Catalysis of silicon alkoxide transesterification by early transition metal complexes

The transition metal alkoxides Ti(OPri)(4) and OV(OPri)(3) are shown to catalyze the transesterification of tetramethyl- and tetraethyl orthosilicates: Si(OR)(4) + R'OH <----> Si(OR)(3)-(OR') + ROH. A detailed study of metal-catalyzed transesterification reactions and the factors that affect their efficiency and selectivity are presented. Si-29 NMR techniques were used to quantify the extent of transesterification of the two different silicon alkoxides under a variety of conditions while mechanistic aspects of the reaction were probed using V-51 NMR. It was found that tetramethyl and tetraethyl orthosilicates, when reacted with smaller, less sterically demanding alcohols, are substituted to a similar extent by both metals.

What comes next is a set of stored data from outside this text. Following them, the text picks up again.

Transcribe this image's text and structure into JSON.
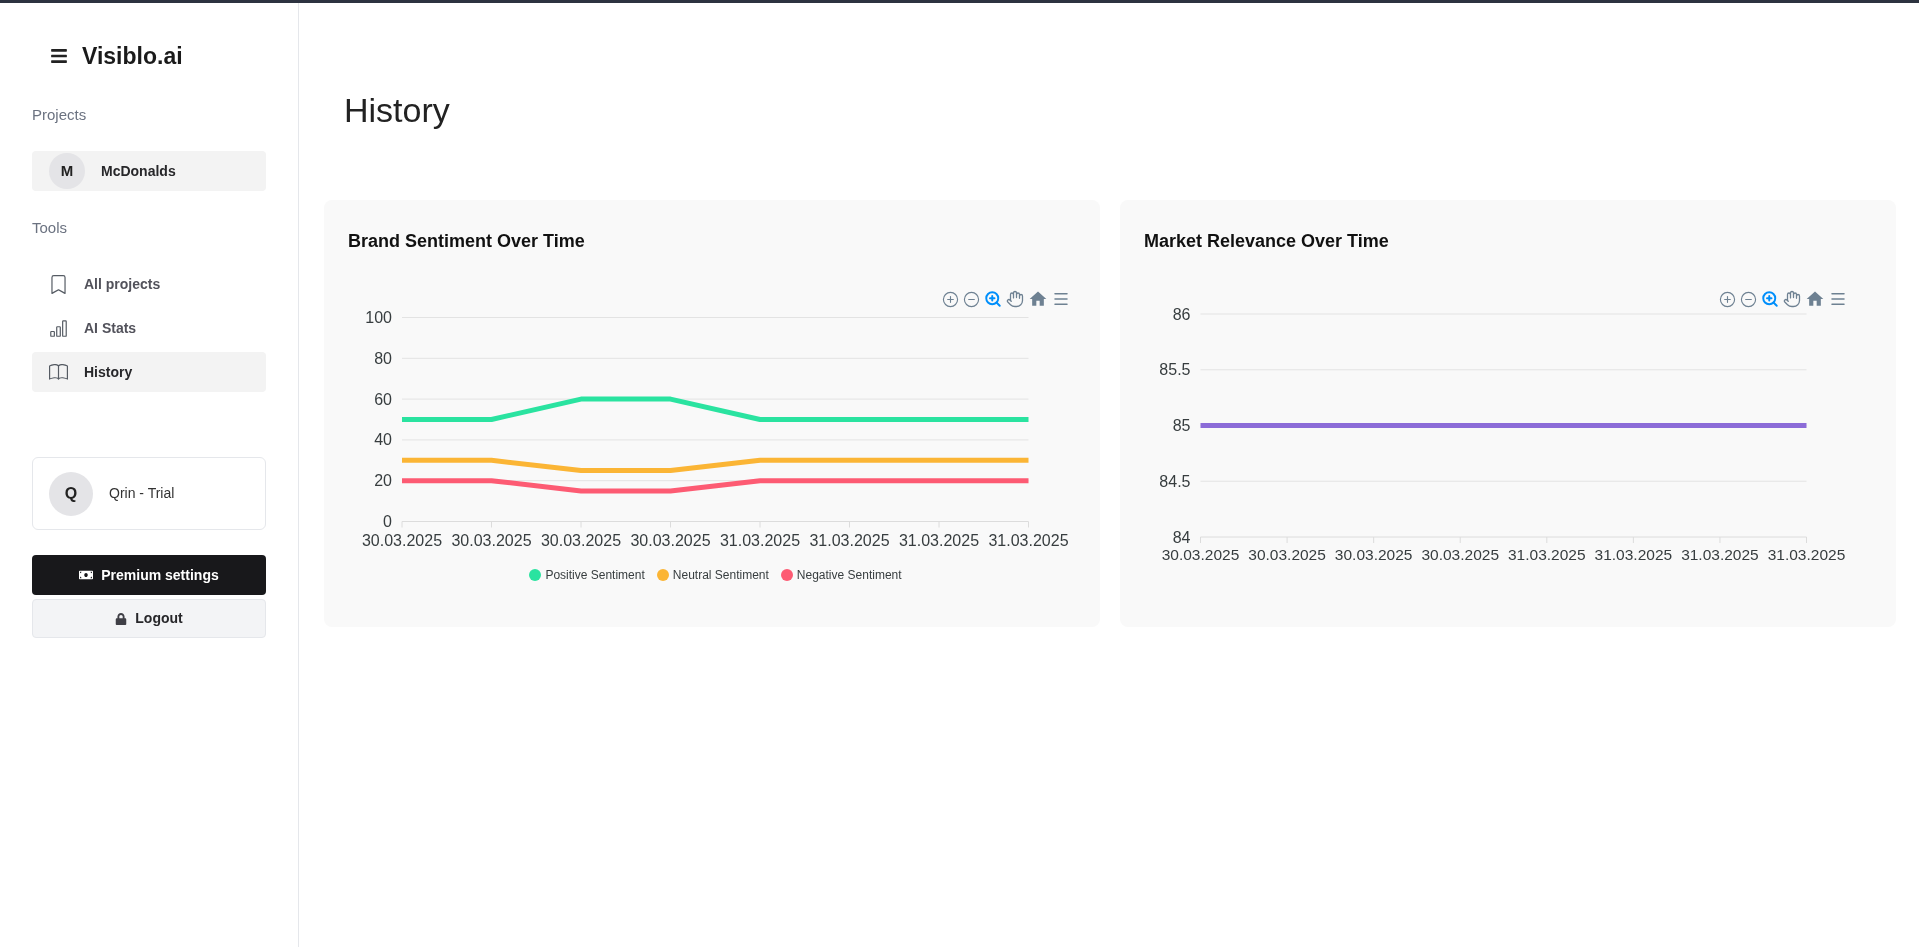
{
  "sidebar": {
    "logo": "Visiblo.ai",
    "projects_heading": "Projects",
    "projects": [
      {
        "initial": "M",
        "name": "McDonalds",
        "selected": true
      }
    ],
    "tools_heading": "Tools",
    "tools": [
      {
        "kind": "bookmark",
        "label": "All projects",
        "selected": false
      },
      {
        "kind": "bar_chart",
        "label": "AI Stats",
        "selected": false
      },
      {
        "kind": "book",
        "label": "History",
        "selected": true
      }
    ],
    "user": {
      "initial": "Q",
      "name": "Qrin - Trial"
    },
    "buttons": [
      {
        "kind": "premium",
        "label": "Premium settings"
      },
      {
        "kind": "logout",
        "label": "Logout"
      }
    ]
  },
  "page_title": "History",
  "charts": [
    {
      "toolbar": [
        {
          "kind": "zoom_in",
          "selected": false
        },
        {
          "kind": "zoom_out",
          "selected": false
        },
        {
          "kind": "zoom",
          "selected": true
        },
        {
          "kind": "pan",
          "selected": false
        },
        {
          "kind": "reset",
          "selected": false
        },
        {
          "kind": "menu",
          "selected": false
        }
      ],
      "chart_data": {
        "type": "line",
        "title": "Brand Sentiment Over Time",
        "categories": [
          "30.03.2025",
          "30.03.2025",
          "30.03.2025",
          "30.03.2025",
          "31.03.2025",
          "31.03.2025",
          "31.03.2025",
          "31.03.2025"
        ],
        "series": [
          {
            "name": "Positive Sentiment",
            "color": "#2ae3a0",
            "values": [
              50,
              50,
              60,
              60,
              50,
              50,
              50,
              50
            ]
          },
          {
            "name": "Neutral Sentiment",
            "color": "#fbb535",
            "values": [
              30,
              30,
              25,
              25,
              30,
              30,
              30,
              30
            ]
          },
          {
            "name": "Negative Sentiment",
            "color": "#fd5b73",
            "values": [
              20,
              20,
              15,
              15,
              20,
              20,
              20,
              20
            ]
          }
        ],
        "ylim": [
          0,
          100
        ],
        "yticks": [
          0,
          20,
          40,
          60,
          80,
          100
        ],
        "grid": true,
        "legend": "bottom"
      }
    },
    {
      "toolbar": [
        {
          "kind": "zoom_in",
          "selected": false
        },
        {
          "kind": "zoom_out",
          "selected": false
        },
        {
          "kind": "zoom",
          "selected": true
        },
        {
          "kind": "pan",
          "selected": false
        },
        {
          "kind": "reset",
          "selected": false
        },
        {
          "kind": "menu",
          "selected": false
        }
      ],
      "chart_data": {
        "type": "line",
        "title": "Market Relevance Over Time",
        "categories": [
          "30.03.2025",
          "30.03.2025",
          "30.03.2025",
          "30.03.2025",
          "31.03.2025",
          "31.03.2025",
          "31.03.2025",
          "31.03.2025"
        ],
        "series": [
          {
            "color": "#8c6cd8",
            "values": [
              85,
              85,
              85,
              85,
              85,
              85,
              85,
              85
            ]
          }
        ],
        "ylim": [
          84,
          86
        ],
        "yticks": [
          84,
          84.5,
          85,
          85.5,
          86
        ],
        "grid": true
      }
    }
  ]
}
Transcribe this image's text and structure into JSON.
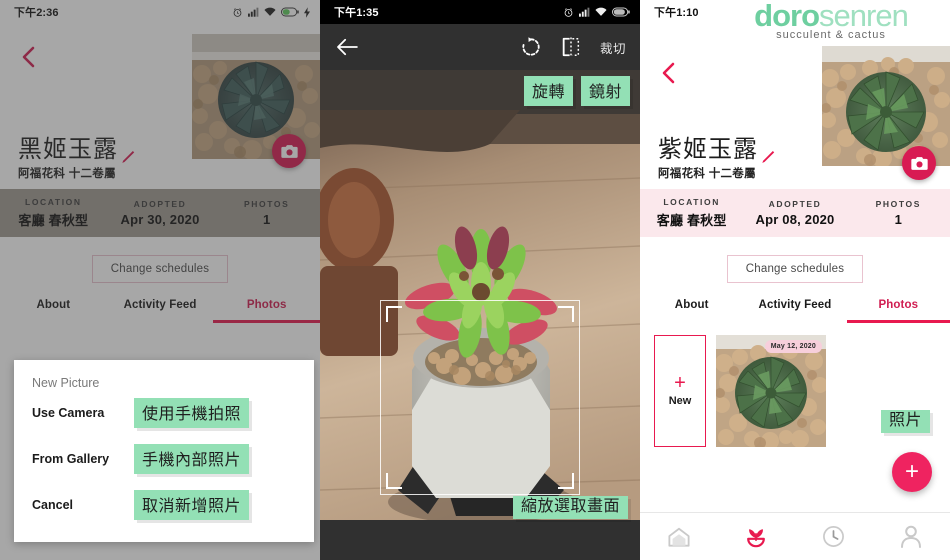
{
  "panels": {
    "left": {
      "status": {
        "time": "下午2:36",
        "icons": [
          "alarm-icon",
          "signal-icon",
          "wifi-icon",
          "battery-icon",
          "charging-icon"
        ]
      },
      "back_icon": "chevron-left-icon",
      "camera_icon": "camera-icon",
      "edit_icon": "pencil-icon",
      "plant_name": "黑姬玉露",
      "plant_family": "阿福花科 十二卷屬",
      "stats": [
        {
          "key": "LOCATION",
          "value": "客廳 春秋型"
        },
        {
          "key": "ADOPTED",
          "value": "Apr 30, 2020"
        },
        {
          "key": "PHOTOS",
          "value": "1"
        }
      ],
      "schedule_button": "Change schedules",
      "tabs": [
        {
          "label": "About",
          "active": false
        },
        {
          "label": "Activity Feed",
          "active": false
        },
        {
          "label": "Photos",
          "active": true
        }
      ],
      "dialog": {
        "title": "New Picture",
        "rows": [
          {
            "label": "Use Camera",
            "callout": "使用手機拍照"
          },
          {
            "label": "From Gallery",
            "callout": "手機內部照片"
          },
          {
            "label": "Cancel",
            "callout": "取消新增照片"
          }
        ]
      }
    },
    "middle": {
      "status": {
        "time": "下午1:35",
        "icons": [
          "alarm-icon",
          "signal-icon",
          "wifi-icon",
          "battery-icon"
        ]
      },
      "toolbar": {
        "back_icon": "arrow-left-icon",
        "rotate_icon": "rotate-icon",
        "mirror_icon": "mirror-icon",
        "crop_label": "裁切"
      },
      "callouts": {
        "rotate": "旋轉",
        "mirror": "鏡射",
        "crop_frame": "縮放選取畫面"
      }
    },
    "right": {
      "status": {
        "time": "下午1:10",
        "icons": []
      },
      "logo": {
        "bold": "doro",
        "light": "senren",
        "tagline": "succulent & cactus"
      },
      "back_icon": "chevron-left-icon",
      "camera_icon": "camera-icon",
      "edit_icon": "pencil-icon",
      "plant_name": "紫姬玉露",
      "plant_family": "阿福花科 十二卷屬",
      "stats": [
        {
          "key": "LOCATION",
          "value": "客廳 春秋型"
        },
        {
          "key": "ADOPTED",
          "value": "Apr 08, 2020"
        },
        {
          "key": "PHOTOS",
          "value": "1"
        }
      ],
      "schedule_button": "Change schedules",
      "tabs": [
        {
          "label": "About",
          "active": false
        },
        {
          "label": "Activity Feed",
          "active": false
        },
        {
          "label": "Photos",
          "active": true
        }
      ],
      "gallery": {
        "new_plus": "+",
        "new_label": "New",
        "photo_date": "May 12, 2020",
        "fab": "+",
        "callout": "照片"
      },
      "bottom_nav": [
        {
          "icon": "home-icon",
          "active": false
        },
        {
          "icon": "plant-icon",
          "active": true
        },
        {
          "icon": "history-icon",
          "active": false
        },
        {
          "icon": "profile-icon",
          "active": false
        }
      ]
    }
  },
  "colors": {
    "accent_pink": "#e8194f",
    "accent_dark_pink": "#d01d51",
    "callout_green": "#93e0b5",
    "logo_green": "#6ecfa0",
    "stat_bar_left": "#9f9991",
    "stat_bar_right": "#fbe8ec"
  }
}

However, transesterification of bulkier alcohols (2-propanol) revealed dramatic differences in their reactivity, with titanium being significantly more efficient than vanadium. The catalytic process and the differences in reactivity between the two metals are explained in terms of a mechanism involving ligand migration between the metal and the silicon. A comparison of the catalytic activity of these Lewis acids with a strong Bronsted acid (triflic acid) showed the latter to have far greater catalytic activity.